One of the many ways to migrate data is a block-based approach, in which you copy a set of blocks using something like a snapshot, or even a Copy-on-Write (COW) filesystem that writes the data to a new storage solution. A block-based approach needs to be planned very carefully because you're using a set of blocks rather than individual files; however, it can simplify the process, particularly in preserving metadata, although it is dependent on the hardware for the old and new storage.

The other approach, and the one that I will use in this article, is file based. In this method, files are migrated with the use of a variety of tools and techniques. File-based migration is more prevalent because it's easier to track what is migrated. On the other hand, it can be more difficult because you handle each file individually.

I talked to a number of people at various HPC centers about data migration, and I found two general approaches to migrating data via files. The first approach is fairly simple – make the users do it. The second way is to do it for the users.

With the first option, you let the users decide what data is important enough to be migrated. You have to give them good, tested tools, but the point is that the users will move data that they deem important. The general rule of thumb is that users will keep all of their data forever, but one site in particular told me they've found that users don't necessarily migrate all of their data. (Sending the Google vernacular "+1" to their users.) However, I'm not always this optimistic, partly because I still have files from 1991 on my system and files from the late 1980s on floppy disks (once a pack rat, always a pack rat).
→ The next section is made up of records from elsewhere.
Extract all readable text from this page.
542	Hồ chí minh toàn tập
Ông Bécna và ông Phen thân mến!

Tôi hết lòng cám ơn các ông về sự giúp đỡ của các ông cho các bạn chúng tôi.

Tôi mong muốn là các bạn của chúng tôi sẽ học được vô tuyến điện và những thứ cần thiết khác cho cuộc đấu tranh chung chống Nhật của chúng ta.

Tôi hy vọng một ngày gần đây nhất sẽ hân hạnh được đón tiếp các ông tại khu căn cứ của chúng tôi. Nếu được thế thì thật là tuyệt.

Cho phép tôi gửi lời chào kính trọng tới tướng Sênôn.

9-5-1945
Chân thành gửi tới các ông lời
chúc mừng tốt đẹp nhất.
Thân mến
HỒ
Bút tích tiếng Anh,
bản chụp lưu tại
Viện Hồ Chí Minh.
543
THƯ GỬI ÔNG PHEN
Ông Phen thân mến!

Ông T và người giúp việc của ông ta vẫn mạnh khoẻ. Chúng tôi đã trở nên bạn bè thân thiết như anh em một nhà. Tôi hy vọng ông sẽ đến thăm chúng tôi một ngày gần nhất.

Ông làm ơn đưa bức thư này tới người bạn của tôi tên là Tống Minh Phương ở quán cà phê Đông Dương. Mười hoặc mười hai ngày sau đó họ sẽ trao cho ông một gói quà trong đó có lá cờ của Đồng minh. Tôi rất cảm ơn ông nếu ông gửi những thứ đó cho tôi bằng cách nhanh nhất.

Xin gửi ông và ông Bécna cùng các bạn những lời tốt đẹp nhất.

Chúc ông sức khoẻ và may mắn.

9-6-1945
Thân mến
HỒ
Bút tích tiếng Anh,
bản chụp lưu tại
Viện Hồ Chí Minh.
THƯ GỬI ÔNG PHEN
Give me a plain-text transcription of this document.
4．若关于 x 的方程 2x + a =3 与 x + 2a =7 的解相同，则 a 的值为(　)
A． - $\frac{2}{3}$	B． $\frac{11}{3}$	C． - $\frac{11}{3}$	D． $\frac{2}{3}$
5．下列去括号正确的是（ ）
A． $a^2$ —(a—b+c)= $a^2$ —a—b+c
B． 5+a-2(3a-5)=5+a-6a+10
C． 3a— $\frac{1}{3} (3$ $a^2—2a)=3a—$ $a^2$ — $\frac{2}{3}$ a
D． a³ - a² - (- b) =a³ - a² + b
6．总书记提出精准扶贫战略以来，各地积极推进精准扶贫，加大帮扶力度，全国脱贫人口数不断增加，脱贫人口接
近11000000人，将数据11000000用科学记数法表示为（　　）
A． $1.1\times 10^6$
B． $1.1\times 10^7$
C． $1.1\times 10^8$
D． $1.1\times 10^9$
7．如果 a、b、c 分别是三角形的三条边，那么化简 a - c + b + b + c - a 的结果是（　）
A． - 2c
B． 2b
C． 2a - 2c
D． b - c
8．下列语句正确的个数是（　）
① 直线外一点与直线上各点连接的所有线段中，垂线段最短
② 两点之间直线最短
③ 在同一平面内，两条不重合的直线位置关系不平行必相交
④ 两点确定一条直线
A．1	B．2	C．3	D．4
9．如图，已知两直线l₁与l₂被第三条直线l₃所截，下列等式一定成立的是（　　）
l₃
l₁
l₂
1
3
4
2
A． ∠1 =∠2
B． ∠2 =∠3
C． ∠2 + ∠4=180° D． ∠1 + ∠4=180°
With the second approach – doing the migration for the users – migrating data takes a bit more planning and even a bit of hardware. The first thing you need to understand is the "state" of the data on your current storage. How much of it is changing and which user directories are being used actively? You should also examine the data files for permissions, ownership, time stamps, and xattr (extended attributes). To make your life easier, you can also mount the older data as read-only so you can copy it over without fear of its changing (Stearman ran into this problem).

Ultimately what you want is a list of files (full path) that can be migrated safely, along with the attributes that need to be preserved. Be sure to run some tests before migrating the data, so you don't lose any attributes or even any data.

Data migration can succeed under many possible hardware configurations; Figure 1 shows a somewhat generic configuration. On the right is the old storage configuration, which has one or more data servers connected to a switch (red box). The new storage is on the left, with one or more new data servers connected to a switch. In between the two switches is a single data mover. The function of the data mover is to act as the conduit between the old and new storage solutions and effectively "move data." You can have as many of these as you want or need.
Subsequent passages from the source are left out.